I personally believe that every app is unique and should therefore possess its own unique strategy for monetization. Lots of freemium models use advertising as a crutch (Facebook), or give users a super basic version of an app to entice (read: scam) users to pay for the "normal" version (Spotify). Flappy Bird is a great example of someone who can do in app purchasing correctly. Unlike Candy Crush where after a certain amount of lives you have to wait x time to play again (or pay), this Flappy Bird idea wouldn't take away anything from the game or hold the game hostage to users. It is simply an addition that allows users to enhance their experience, but if they don't want to use it then it doesn't take away from the grace of the game.


Tuesday, February 4, 2014

Making Chipotle (Even) More Efficient

The Problem

Chipotle's throughput isn't fast enough. It's pretty fast, per their recent earnings statement highlighting their "four pillars of great throughput", but it still can get (much) faster in my opinion.

Theoretically, the throughput that Chipotle should be striving for is the time it takes to make an item and no more, which I believe is possible. If a burrito takes a minute to make, a minute should be the goal. There are currently factors adversely affecting this time such as payment, other ordering items (chips/guac/drinks), and customer inputs (specifics such as brown/white rice, black/pinto beans, etc.).

The Solution

I believe ALL of these adverse factors can be smushed into the time it takes to make an order. By the time my burrito is made, I have already paid for my burrito and any other things I want to order. In the article I listed above, CEO Steve Ells says he isn't against introducing a new POS system, which is essential for the solution I am about to offer.

Ells should start by pushing people to place their orders in mobile, especially when they are waiting in line. By the time a customer steps up to the employee, the employee already has their complete order and most importantly doesn't have to ask anything about the order to the customer. This frees up customer time so they can immediately go to the cashier and pay for the meal and get anything else they need to get. By the time they are done paying for everything, they are only waiting on the employee to finish making the order.

Instead of:
-place your order, name all ingredients, wait for order to be done, add chips/drinks/guac, pay

You:
-place order on mobile before getting to the front of line, pay while waiting for order to be complete, get order.
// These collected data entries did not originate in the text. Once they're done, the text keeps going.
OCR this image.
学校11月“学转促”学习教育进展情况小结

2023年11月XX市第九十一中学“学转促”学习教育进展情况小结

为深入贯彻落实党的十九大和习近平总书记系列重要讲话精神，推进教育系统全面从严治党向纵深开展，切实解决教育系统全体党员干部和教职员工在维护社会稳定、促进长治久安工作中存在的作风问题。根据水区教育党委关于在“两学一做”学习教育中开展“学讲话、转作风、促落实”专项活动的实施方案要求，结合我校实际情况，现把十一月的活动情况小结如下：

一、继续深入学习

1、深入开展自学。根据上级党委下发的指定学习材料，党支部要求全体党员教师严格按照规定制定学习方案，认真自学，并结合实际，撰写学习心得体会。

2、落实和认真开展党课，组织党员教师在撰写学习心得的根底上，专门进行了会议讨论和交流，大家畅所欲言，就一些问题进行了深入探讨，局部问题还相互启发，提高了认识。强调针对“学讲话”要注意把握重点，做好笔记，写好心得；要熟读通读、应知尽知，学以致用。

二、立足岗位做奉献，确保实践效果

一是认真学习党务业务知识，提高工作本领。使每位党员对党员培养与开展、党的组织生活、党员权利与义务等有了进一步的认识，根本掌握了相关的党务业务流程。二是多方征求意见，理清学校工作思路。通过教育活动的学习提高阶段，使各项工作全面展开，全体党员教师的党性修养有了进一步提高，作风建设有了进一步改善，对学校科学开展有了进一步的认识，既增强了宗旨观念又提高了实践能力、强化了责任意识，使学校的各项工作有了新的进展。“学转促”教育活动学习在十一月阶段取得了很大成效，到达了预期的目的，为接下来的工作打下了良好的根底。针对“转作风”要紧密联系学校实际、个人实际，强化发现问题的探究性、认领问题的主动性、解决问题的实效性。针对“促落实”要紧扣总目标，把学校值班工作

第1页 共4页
It replaces a few steps and allows throughput production to be limited to the actual order itself and nothing else. A key step of this is the customer not having to name all his/her ingredients in real time by instead putting their order on their phone. This order goes to a tablet in front of employees who will have all the info necessary to complete an order without asking a customer anything.

This also opens up to all types of possibilities on mobile, which is for another day. Most importantly, mobile allows people like me (who go to Chipotle a lot) to not have to place our same order over and over every time we go to a location. In essence, it allows Chipotle to "remember" their customers better.
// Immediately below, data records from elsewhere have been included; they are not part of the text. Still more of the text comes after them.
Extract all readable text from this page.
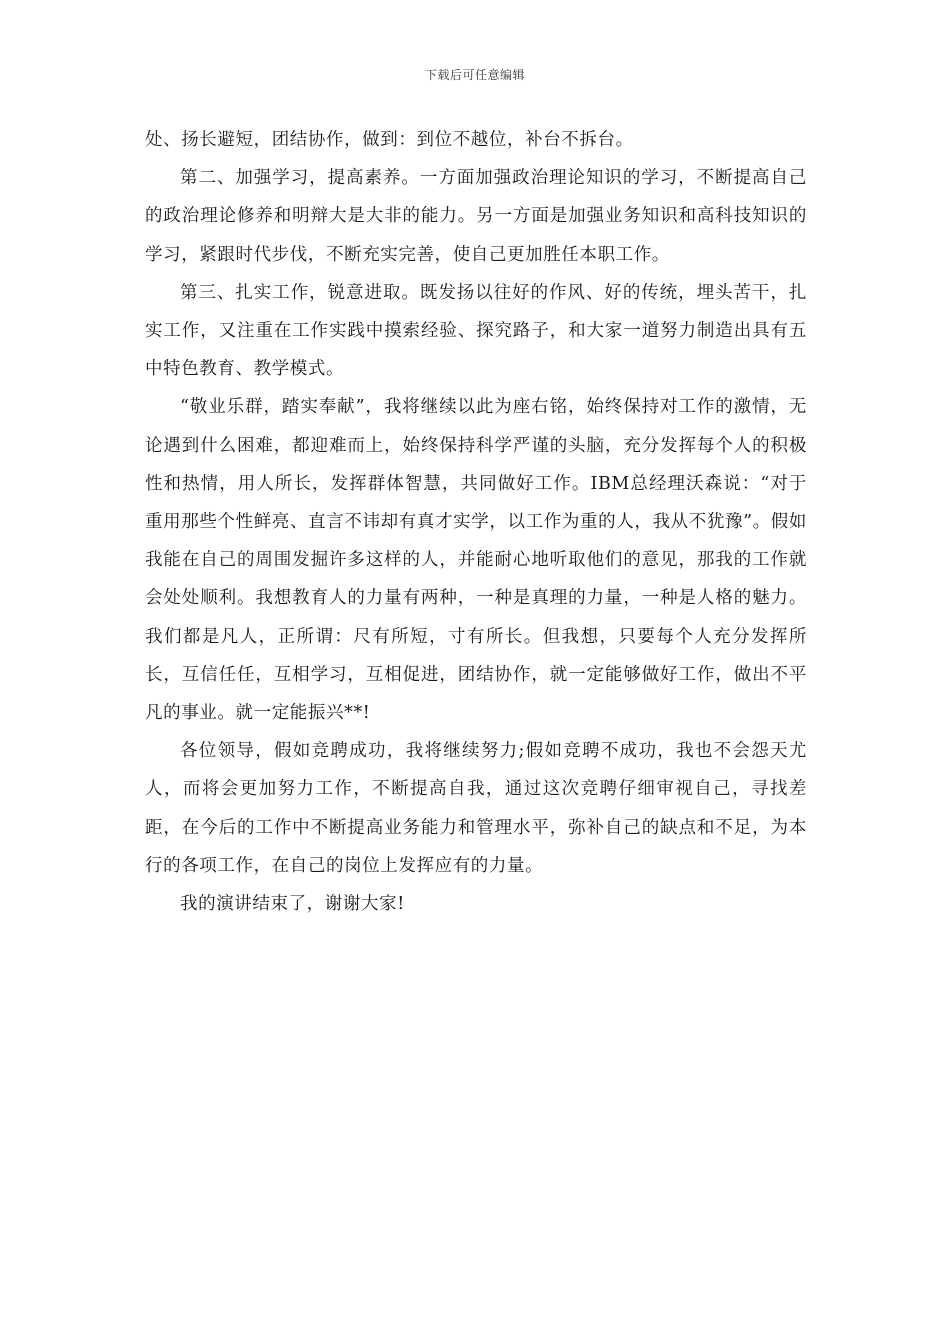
下载后可任意编辑

处、扬长避短，团结协作，做到：到位不越位，补台不拆台。

第二、加强学习，提高素养。一方面加强政治理论知识的学习，不断提高自己的政治理论修养和明辩大是大非的能力。另一方面是加强业务知识和高科技知识的学习，紧跟时代步伐，不断充实完善，使自己更加胜任本职工作。

第三、扎实工作，锐意进取。既发扬以往好的作风、好的传统，埋头苦干，扎实工作，又注重在工作实践中摸索经验、探究路子，和大家一道努力制造出具有五中特色教育、教学模式。

“敬业乐群，踏实奉献”，我将继续以此为座右铭，始终保持对工作的激情，无论遇到什么困难，都迎难而上，始终保持科学严谨的头脑，充分发挥每个人的积极性和热情，用人所长，发挥群体智慧，共同做好工作。IBM总经理沃森说：“对于重用那些个性鲜亮、直言不讳却有真才实学，以工作为重的人，我从不犹豫”。假如我能在自己的周围发掘许多这样的人，并能耐心地听取他们的意见，那我的工作就会处处顺利。我想教育人的力量有两种，一种是真理的力量，一种是人格的魅力。我们都是凡人，正所谓：尺有所短，寸有所长。但我想，只要每个人充分发挥所长，互信任任，互相学习，互相促进，团结协作，就一定能够做好工作，做出不平凡的事业。就一定能振兴**!

各位领导，假如竞聘成功，我将继续努力;假如竞聘不成功，我也不会怨天尤人，而将会更加努力工作，不断提高自我，通过这次竞聘仔细审视自己，寻找差距，在今后的工作中不断提高业务能力和管理水平，弥补自己的缺点和不足，为本行的各项工作，在自己的岗位上发挥应有的力量。

我的演讲结束了，谢谢大家!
If there was ever a time to push mobile, it is now.

The Numbers

Old Way: 1 Burrito (rice, beans, chicken, sauce, corn, cheese, lettuce)

Assuming
(1) You pay after your order is complete*
(2) Each individual ingredient ordered by customer takes 3 seconds**
(3) A burrito takes 1 minute to complete with no interruption***

1 min + 3 sec x (7 ingredients) + (Payment = 25 seconds) = 1 min 46 seconds

New Way: 1 Burrito (rice, beans, chicken, sauce, corn, cheese, lettuce)
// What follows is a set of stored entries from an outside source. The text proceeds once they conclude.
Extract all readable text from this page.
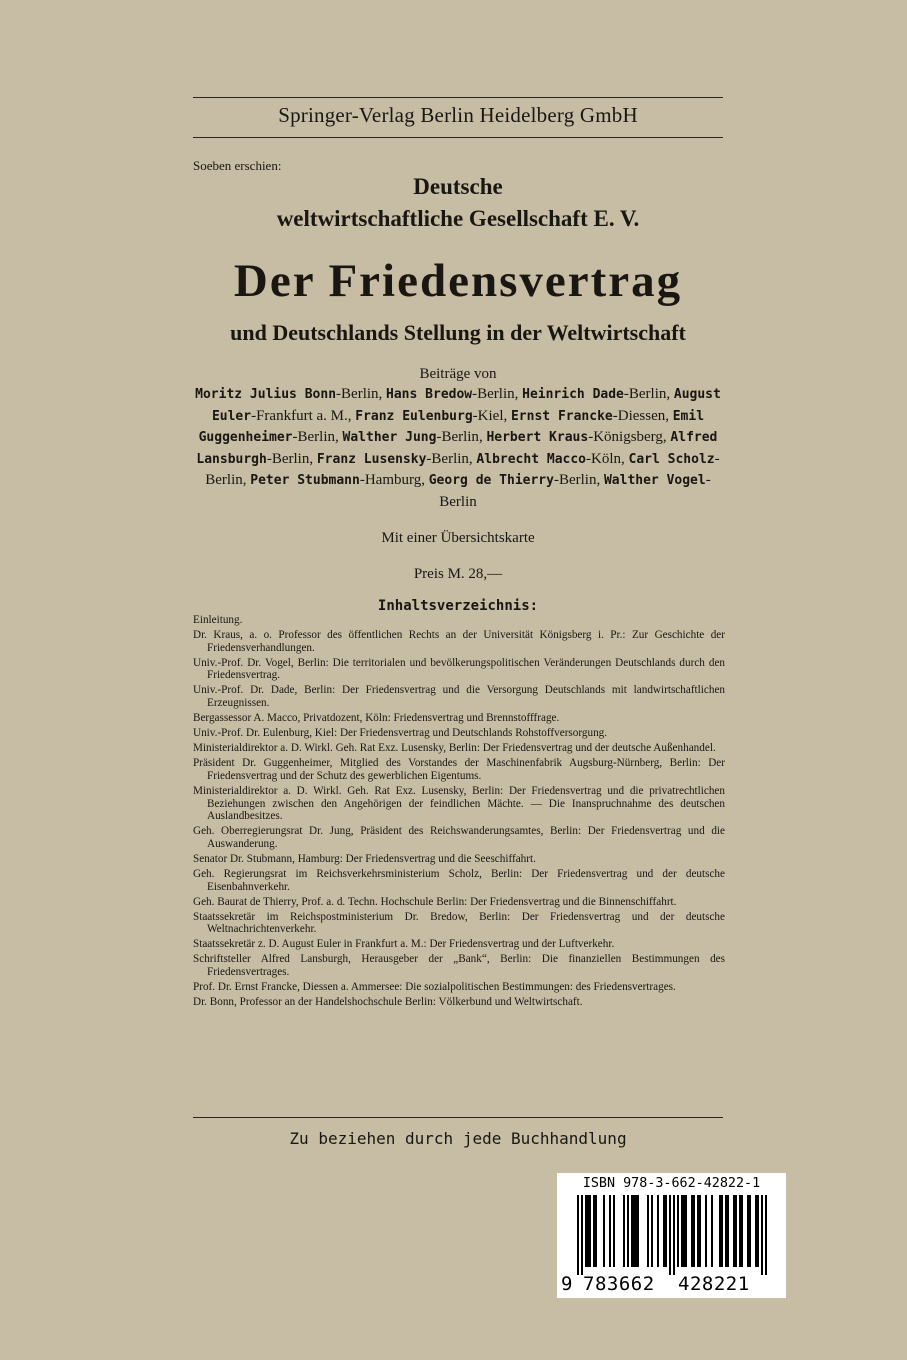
Springer-Verlag Berlin Heidelberg GmbH
Soeben erschien:
Deutsche
weltwirtschaftliche Gesellschaft E. V.
Der Friedensvertrag
und Deutschlands Stellung in der Weltwirtschaft
Beiträge von
Moritz Julius Bonn-Berlin, Hans Bredow-Berlin, Heinrich Dade-Berlin, August Euler-Frankfurt a. M., Franz Eulenburg-Kiel, Ernst Francke-Diessen, Emil Guggenheimer-Berlin, Walther Jung-Berlin, Herbert Kraus-Königsberg, Alfred Lansburgh-Berlin, Franz Lusensky-Berlin, Albrecht Macco-Köln, Carl Scholz-Berlin, Peter Stubmann-Hamburg, Georg de Thierry-Berlin, Walther Vogel-Berlin
Mit einer Übersichtskarte
Preis M. 28,—
Inhaltsverzeichnis:
Einleitung.
Dr. Kraus, a. o. Professor des öffentlichen Rechts an der Universität Königsberg i. Pr.: Zur Geschichte der Friedensverhandlungen.
Univ.-Prof. Dr. Vogel, Berlin: Die territorialen und bevölkerungspolitischen Veränderungen Deutschlands durch den Friedensvertrag.
Univ.-Prof. Dr. Dade, Berlin: Der Friedensvertrag und die Versorgung Deutschlands mit landwirtschaftlichen Erzeugnissen.
Bergassessor A. Macco, Privatdozent, Köln: Friedensvertrag und Brennstofffrage.
Univ.-Prof. Dr. Eulenburg, Kiel: Der Friedensvertrag und Deutschlands Rohstoffversorgung.
Ministerialdirektor a. D. Wirkl. Geh. Rat Exz. Lusensky, Berlin: Der Friedensvertrag und der deutsche Außenhandel.
Präsident Dr. Guggenheimer, Mitglied des Vorstandes der Maschinenfabrik Augsburg-Nürnberg, Berlin: Der Friedensvertrag und der Schutz des gewerblichen Eigentums.
Ministerialdirektor a. D. Wirkl. Geh. Rat Exz. Lusensky, Berlin: Der Friedensvertrag und die privatrechtlichen Beziehungen zwischen den Angehörigen der feindlichen Mächte. — Die Inanspruchnahme des deutschen Auslandbesitzes.
Geh. Oberregierungsrat Dr. Jung, Präsident des Reichswanderungsamtes, Berlin: Der Friedensvertrag und die Auswanderung.
Senator Dr. Stubmann, Hamburg: Der Friedensvertrag und die Seeschiffahrt.
Geh. Regierungsrat im Reichsverkehrsministerium Scholz, Berlin: Der Friedensvertrag und der deutsche Eisenbahnverkehr.
Geh. Baurat de Thierry, Prof. a. d. Techn. Hochschule Berlin: Der Friedensvertrag und die Binnenschiffahrt.
Staatssekretär im Reichspostministerium Dr. Bredow, Berlin: Der Friedensvertrag und der deutsche Weltnachrichtenverkehr.
Staatssekretär z. D. August Euler in Frankfurt a. M.: Der Friedensvertrag und der Luftverkehr.
Schriftsteller Alfred Lansburgh, Herausgeber der „Bank“, Berlin: Die finanziellen Bestimmungen des Friedensvertrages.
Prof. Dr. Ernst Francke, Diessen a. Ammersee: Die sozialpolitischen Bestimmungen: des Friedensvertrages.
Dr. Bonn, Professor an der Handelshochschule Berlin: Völkerbund und Weltwirtschaft.
Zu beziehen durch jede Buchhandlung
ISBN 978-3-662-42822-1
9 783662 428221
= 1 min = 56.6 % faster than old way.


* Rough estimate. A customer may have to fumble through wallet/purse, hand card/cash over, wait for payment to be processed, receive card/cash back. I feel 25 seconds is a low estimate.

** Also rough estimate; maybe a little too high. Point being that an employee won't have to bother with asking customer for individual ingredients as they'll have the complete order in front of them, which eliminates (valuable) time.

***No interruption means the complete order is already known and the employee can complete the order as fast as possible.